If you use AmorphGen in your research, please cite the package and the foundation model(s) you used.

AmorphGen:

@misc{amorphgen,
  author = {Kaewmeechai, Chaiyawat and Scanlon, David O.},
  title  = {AmorphGen: A Python package for amorphous structure generation
            with machine-learning and classical interatomic potentials},
  year   = {2026},
  url    = {https://github.com/SMTG-Bham/AmorphGen}
}

A Zenodo DOI for tagged releases will be added on first stable release.

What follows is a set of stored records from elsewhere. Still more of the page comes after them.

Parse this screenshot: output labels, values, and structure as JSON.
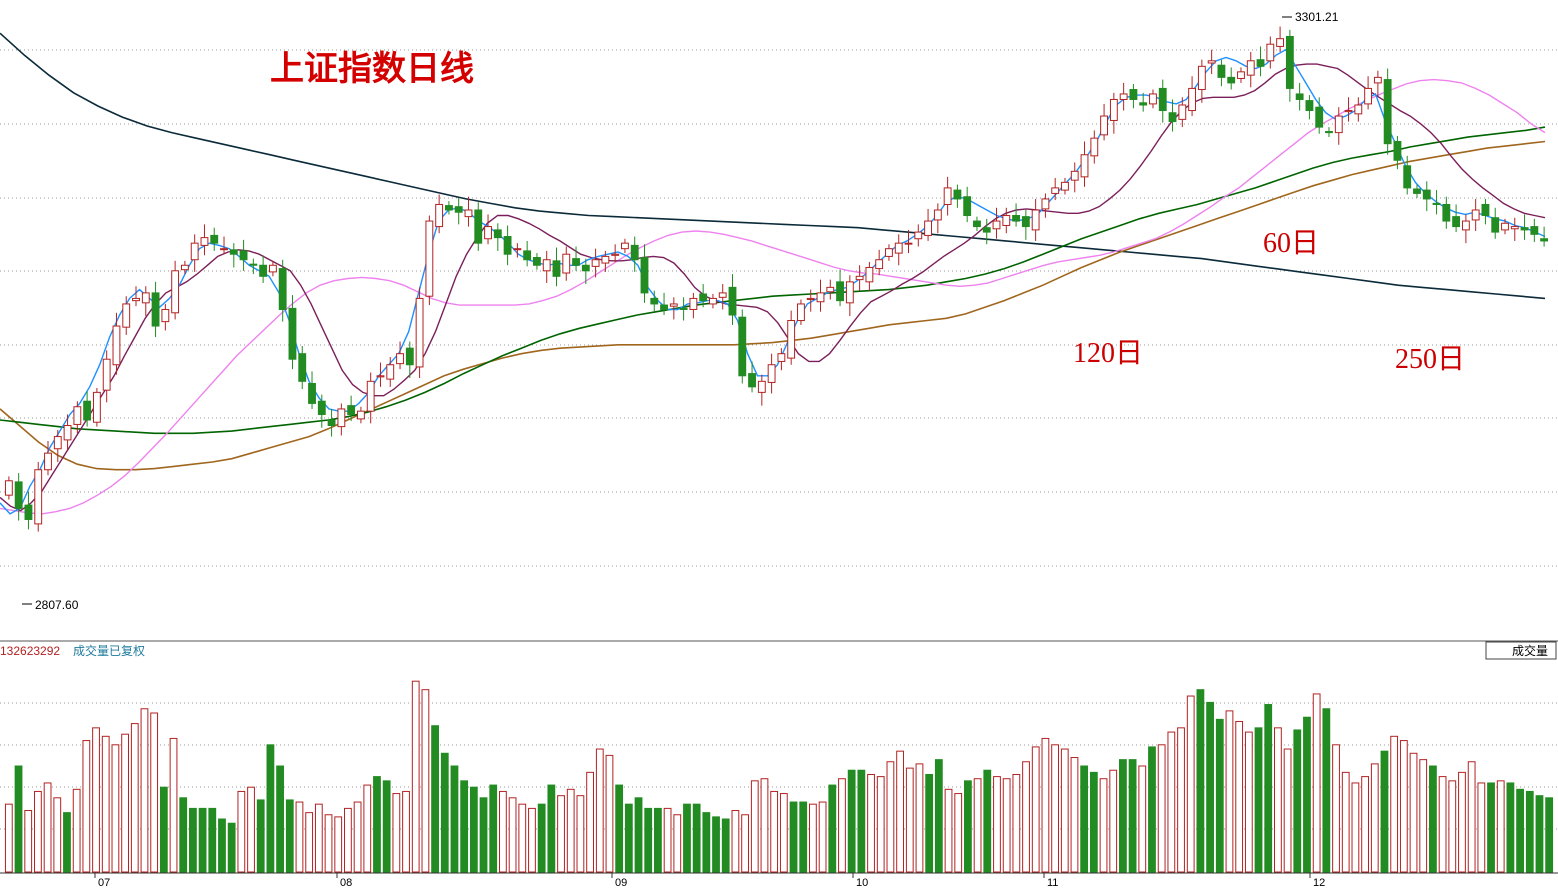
{
  "title": "上证指数日线",
  "volume_panel": {
    "value_readout": "132623292",
    "label": "成交量已复权",
    "button_label": "成交量"
  },
  "colors": {
    "up": "#b22222",
    "down": "#228b22",
    "ma5": "#1e90ff",
    "ma10": "#7b1f5a",
    "ma20": "#ee82ee",
    "ma60": "#006400",
    "ma120": "#a0661e",
    "ma250": "#0b2a3a",
    "annotation": "#cc0000"
  },
  "chart_data": {
    "type": "candlestick",
    "title": "上证指数日线",
    "x_ticks": [
      "07",
      "08",
      "09",
      "10",
      "11",
      "12"
    ],
    "ylim": [
      2760,
      3330
    ],
    "high_marker": {
      "label": "3301.21",
      "value": 3301.21
    },
    "low_marker": {
      "label": "2807.60",
      "value": 2807.6
    },
    "ma_labels": [
      {
        "text": "60日",
        "series": "ma60"
      },
      {
        "text": "120日",
        "series": "ma120"
      },
      {
        "text": "250日",
        "series": "ma250"
      }
    ],
    "candles_close": [
      2895,
      2870,
      2860,
      2905,
      2920,
      2935,
      2945,
      2962,
      2950,
      2975,
      3005,
      3035,
      3055,
      3060,
      3065,
      3035,
      3050,
      3085,
      3090,
      3110,
      3115,
      3110,
      3105,
      3100,
      3095,
      3090,
      3080,
      3090,
      3050,
      3005,
      2985,
      2965,
      2955,
      2945,
      2960,
      2955,
      2958,
      2985,
      2990,
      3000,
      3010,
      3000,
      3060,
      3130,
      3145,
      3140,
      3138,
      3140,
      3110,
      3125,
      3115,
      3100,
      3105,
      3095,
      3090,
      3095,
      3080,
      3100,
      3090,
      3085,
      3095,
      3098,
      3100,
      3110,
      3095,
      3065,
      3055,
      3050,
      3055,
      3050,
      3060,
      3058,
      3060,
      3065,
      3045,
      2990,
      2980,
      2985,
      3000,
      3010,
      3040,
      3055,
      3060,
      3065,
      3070,
      3058,
      3075,
      3080,
      3088,
      3095,
      3105,
      3110,
      3110,
      3120,
      3130,
      3140,
      3160,
      3150,
      3135,
      3125,
      3120,
      3130,
      3135,
      3130,
      3125,
      3140,
      3150,
      3160,
      3165,
      3175,
      3190,
      3205,
      3225,
      3240,
      3245,
      3240,
      3235,
      3245,
      3230,
      3220,
      3235,
      3250,
      3270,
      3275,
      3260,
      3255,
      3265,
      3275,
      3270,
      3290,
      3295,
      3250,
      3240,
      3230,
      3215,
      3210,
      3225,
      3230,
      3235,
      3250,
      3260,
      3200,
      3185,
      3160,
      3155,
      3150,
      3145,
      3130,
      3125,
      3130,
      3140,
      3135,
      3120,
      3128,
      3125,
      3122,
      3118,
      3112
    ],
    "ma5": [
      2875,
      2865,
      2870,
      2890,
      2905,
      2925,
      2940,
      2955,
      2965,
      2980,
      3000,
      3025,
      3045,
      3060,
      3068,
      3060,
      3052,
      3060,
      3072,
      3090,
      3105,
      3110,
      3108,
      3105,
      3098,
      3090,
      3085,
      3080,
      3065,
      3040,
      3010,
      2985,
      2970,
      2960,
      2958,
      2958,
      2965,
      2975,
      2990,
      3000,
      3010,
      3030,
      3065,
      3100,
      3130,
      3140,
      3142,
      3138,
      3130,
      3125,
      3118,
      3110,
      3100,
      3095,
      3092,
      3090,
      3092,
      3090,
      3090,
      3095,
      3098,
      3100,
      3102,
      3098,
      3090,
      3070,
      3058,
      3050,
      3050,
      3055,
      3056,
      3058,
      3058,
      3055,
      3040,
      3010,
      2990,
      2990,
      3000,
      3020,
      3040,
      3055,
      3060,
      3065,
      3068,
      3070,
      3076,
      3083,
      3092,
      3100,
      3108,
      3112,
      3118,
      3125,
      3135,
      3148,
      3152,
      3150,
      3145,
      3140,
      3135,
      3132,
      3130,
      3132,
      3135,
      3145,
      3155,
      3165,
      3175,
      3188,
      3202,
      3220,
      3235,
      3242,
      3244,
      3244,
      3242,
      3238,
      3236,
      3240,
      3252,
      3265,
      3275,
      3278,
      3275,
      3270,
      3268,
      3272,
      3280,
      3285,
      3270,
      3255,
      3240,
      3228,
      3222,
      3225,
      3230,
      3240,
      3245,
      3220,
      3200,
      3180,
      3165,
      3155,
      3148,
      3142,
      3138,
      3136,
      3138,
      3135,
      3132,
      3130,
      3126,
      3124,
      3120,
      3116
    ],
    "ma10": [
      2880,
      2872,
      2868,
      2875,
      2885,
      2900,
      2915,
      2930,
      2945,
      2960,
      2975,
      2990,
      3008,
      3025,
      3042,
      3055,
      3065,
      3070,
      3075,
      3082,
      3090,
      3098,
      3102,
      3104,
      3103,
      3100,
      3095,
      3090,
      3085,
      3072,
      3055,
      3035,
      3015,
      2995,
      2982,
      2975,
      2972,
      2972,
      2978,
      2986,
      2995,
      3010,
      3030,
      3055,
      3080,
      3100,
      3115,
      3128,
      3135,
      3135,
      3132,
      3128,
      3123,
      3117,
      3112,
      3106,
      3100,
      3097,
      3095,
      3094,
      3094,
      3095,
      3097,
      3098,
      3097,
      3092,
      3082,
      3070,
      3062,
      3058,
      3055,
      3054,
      3053,
      3052,
      3048,
      3038,
      3024,
      3010,
      3003,
      3003,
      3010,
      3022,
      3035,
      3047,
      3057,
      3062,
      3067,
      3073,
      3078,
      3084,
      3091,
      3098,
      3104,
      3110,
      3117,
      3125,
      3132,
      3137,
      3140,
      3141,
      3140,
      3139,
      3138,
      3137,
      3137,
      3139,
      3143,
      3150,
      3158,
      3168,
      3180,
      3193,
      3207,
      3220,
      3230,
      3237,
      3241,
      3242,
      3242,
      3242,
      3244,
      3248,
      3255,
      3263,
      3268,
      3271,
      3272,
      3272,
      3270,
      3268,
      3262,
      3255,
      3248,
      3242,
      3236,
      3230,
      3225,
      3218,
      3210,
      3200,
      3188,
      3177,
      3168,
      3160,
      3153,
      3146,
      3141,
      3137,
      3135,
      3133
    ],
    "ma20": [
      2870,
      2868,
      2866,
      2865,
      2867,
      2870,
      2875,
      2882,
      2890,
      2900,
      2912,
      2925,
      2938,
      2952,
      2966,
      2980,
      2994,
      3008,
      3020,
      3032,
      3044,
      3055,
      3065,
      3072,
      3076,
      3078,
      3079,
      3078,
      3076,
      3072,
      3066,
      3060,
      3056,
      3054,
      3054,
      3054,
      3054,
      3054,
      3055,
      3058,
      3062,
      3068,
      3075,
      3083,
      3091,
      3099,
      3106,
      3112,
      3117,
      3120,
      3121,
      3120,
      3118,
      3115,
      3112,
      3108,
      3104,
      3100,
      3096,
      3092,
      3088,
      3085,
      3083,
      3082,
      3080,
      3078,
      3076,
      3074,
      3072,
      3071,
      3072,
      3074,
      3078,
      3082,
      3086,
      3090,
      3093,
      3095,
      3097,
      3099,
      3102,
      3106,
      3110,
      3114,
      3120,
      3127,
      3135,
      3143,
      3152,
      3160,
      3170,
      3180,
      3190,
      3200,
      3210,
      3218,
      3225,
      3232,
      3238,
      3244,
      3249,
      3254,
      3257,
      3258,
      3257,
      3255,
      3250,
      3244,
      3236,
      3228,
      3218,
      3210
    ],
    "ma60": [
      2950,
      2948,
      2946,
      2944,
      2942,
      2941,
      2940,
      2939,
      2938,
      2938,
      2938,
      2939,
      2940,
      2942,
      2944,
      2946,
      2948,
      2950,
      2953,
      2957,
      2962,
      2968,
      2975,
      2983,
      2992,
      3000,
      3008,
      3015,
      3022,
      3028,
      3033,
      3037,
      3041,
      3045,
      3048,
      3051,
      3054,
      3056,
      3058,
      3060,
      3062,
      3063,
      3064,
      3065,
      3066,
      3067,
      3068,
      3070,
      3072,
      3075,
      3078,
      3082,
      3087,
      3093,
      3100,
      3107,
      3114,
      3120,
      3126,
      3132,
      3137,
      3141,
      3145,
      3150,
      3155,
      3160,
      3166,
      3172,
      3178,
      3183,
      3187,
      3190,
      3193,
      3197,
      3200,
      3203,
      3206,
      3208,
      3210,
      3212,
      3215
    ],
    "ma120": [
      2960,
      2945,
      2930,
      2918,
      2910,
      2906,
      2905,
      2905,
      2906,
      2908,
      2910,
      2912,
      2915,
      2920,
      2925,
      2930,
      2935,
      2942,
      2950,
      2958,
      2966,
      2974,
      2982,
      2990,
      2996,
      3001,
      3006,
      3010,
      3013,
      3015,
      3016,
      3017,
      3018,
      3018,
      3018,
      3018,
      3018,
      3018,
      3018,
      3019,
      3020,
      3022,
      3024,
      3027,
      3030,
      3033,
      3036,
      3038,
      3040,
      3042,
      3046,
      3052,
      3058,
      3065,
      3072,
      3080,
      3088,
      3095,
      3102,
      3108,
      3114,
      3120,
      3126,
      3132,
      3138,
      3144,
      3150,
      3156,
      3162,
      3167,
      3172,
      3176,
      3180,
      3184,
      3187,
      3190,
      3193,
      3196,
      3198,
      3200,
      3202
    ],
    "ma250": [
      3300,
      3280,
      3262,
      3246,
      3234,
      3224,
      3216,
      3210,
      3205,
      3200,
      3195,
      3190,
      3185,
      3180,
      3175,
      3170,
      3165,
      3160,
      3155,
      3150,
      3146,
      3142,
      3139,
      3137,
      3135,
      3134,
      3133,
      3132,
      3131,
      3130,
      3129,
      3128,
      3127,
      3126,
      3125,
      3124,
      3122,
      3120,
      3118,
      3116,
      3114,
      3112,
      3110,
      3108,
      3106,
      3104,
      3102,
      3100,
      3098,
      3096,
      3093,
      3090,
      3087,
      3084,
      3081,
      3078,
      3075,
      3072,
      3070,
      3068,
      3066,
      3064,
      3062,
      3060
    ]
  },
  "volume_data": {
    "volumes": [
      0.32,
      0.5,
      0.29,
      0.38,
      0.42,
      0.35,
      0.28,
      0.39,
      0.62,
      0.68,
      0.64,
      0.6,
      0.65,
      0.7,
      0.77,
      0.75,
      0.4,
      0.63,
      0.35,
      0.3,
      0.3,
      0.3,
      0.25,
      0.23,
      0.38,
      0.4,
      0.34,
      0.6,
      0.5,
      0.34,
      0.33,
      0.28,
      0.32,
      0.27,
      0.26,
      0.3,
      0.33,
      0.41,
      0.45,
      0.43,
      0.37,
      0.38,
      0.9,
      0.86,
      0.69,
      0.56,
      0.5,
      0.43,
      0.4,
      0.35,
      0.41,
      0.38,
      0.35,
      0.32,
      0.3,
      0.32,
      0.41,
      0.36,
      0.39,
      0.36,
      0.47,
      0.58,
      0.55,
      0.41,
      0.32,
      0.35,
      0.3,
      0.3,
      0.3,
      0.27,
      0.32,
      0.32,
      0.28,
      0.26,
      0.25,
      0.29,
      0.27,
      0.43,
      0.44,
      0.38,
      0.37,
      0.33,
      0.33,
      0.32,
      0.33,
      0.41,
      0.44,
      0.48,
      0.48,
      0.46,
      0.45,
      0.52,
      0.57,
      0.49,
      0.51,
      0.46,
      0.53,
      0.39,
      0.37,
      0.43,
      0.44,
      0.48,
      0.45,
      0.44,
      0.46,
      0.52,
      0.59,
      0.63,
      0.6,
      0.58,
      0.54,
      0.5,
      0.47,
      0.44,
      0.48,
      0.53,
      0.53,
      0.5,
      0.59,
      0.6,
      0.66,
      0.68,
      0.83,
      0.86,
      0.8,
      0.72,
      0.76,
      0.71,
      0.66,
      0.68,
      0.79,
      0.68,
      0.58,
      0.67,
      0.73,
      0.84,
      0.77,
      0.6,
      0.47,
      0.42,
      0.45,
      0.51,
      0.57,
      0.64,
      0.62,
      0.56,
      0.53,
      0.5,
      0.45,
      0.43,
      0.47,
      0.52,
      0.42,
      0.42,
      0.43,
      0.42,
      0.39,
      0.38,
      0.36,
      0.35
    ],
    "up_flags": [
      true,
      false,
      true,
      true,
      true,
      true,
      false,
      true,
      true,
      true,
      true,
      true,
      true,
      true,
      true,
      true,
      false,
      true,
      false,
      false,
      false,
      false,
      false,
      false,
      true,
      true,
      false,
      false,
      false,
      false,
      true,
      true,
      true,
      true,
      true,
      true,
      true,
      true,
      false,
      false,
      true,
      true,
      true,
      true,
      false,
      false,
      false,
      false,
      false,
      false,
      false,
      true,
      true,
      true,
      true,
      false,
      false,
      true,
      true,
      true,
      true,
      true,
      true,
      false,
      false,
      false,
      false,
      false,
      true,
      true,
      false,
      false,
      false,
      false,
      false,
      true,
      true,
      true,
      true,
      true,
      true,
      false,
      false,
      true,
      true,
      false,
      true,
      false,
      false,
      true,
      true,
      true,
      true,
      true,
      true,
      false,
      false,
      true,
      true,
      false,
      true,
      false,
      true,
      true,
      true,
      true,
      true,
      true,
      true,
      true,
      true,
      false,
      false,
      true,
      true,
      false,
      false,
      true,
      false,
      true,
      true,
      true,
      true,
      false,
      false,
      false,
      true,
      true,
      true,
      false,
      false,
      true,
      true,
      false,
      false,
      true,
      false,
      true,
      true,
      true,
      true,
      true,
      false,
      true,
      true,
      true,
      true,
      false,
      true,
      true,
      true,
      true,
      true,
      false,
      true,
      false
    ]
  }
}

Foundation potentials (cite the one you used):

MACE-MP:

@article{batatia2023foundation,
  title   = {A foundation model for atomistic materials chemistry},
  author  = {Ilyes Batatia and others},
  year    = {2023},
  eprint  = {2401.00096},
  archivePrefix = {arXiv},
}

CHGNet:

@article{deng2023chgnet,
  title   = {CHGNet as a pretrained universal neural network potential for charge-informed atomistic modelling},
  author  = {Bowen Deng and others},
  journal = {Nature Machine Intelligence},
  year    = {2023},
}

SevenNet:

@article{park2024sevennet,
  title   = {Scalable parallel algorithm for graph neural network interatomic potentials in molecular dynamics simulations},
  author  = {Park, Yutack and Kim, Jaesun and Hwang, Seungwoo and Han, Seungwu},
  journal = {Journal of Chemical Theory and Computation},
  year    = {2024},
}

Authors & Contact

Maintainer: Chaiyawat Kaewmeechai University of Birmingham
Email: c[dot]kaewmeechai[at]bham[dot]ac[dot]uk

Bug reports / feature requests: Open an issue on GitHub.
For research collaborations or scientific questions, please email the maintainer above.

License

MIT

Development notes

Parts of this codebase were developed with assistance from an AI tool, Anthropic's Claude (Opus 4.7), for code drafting, refactoring, and documentation. All AI-assisted code was reviewed, tested, and validated by the authors, who take full responsibility for the contents of this repository.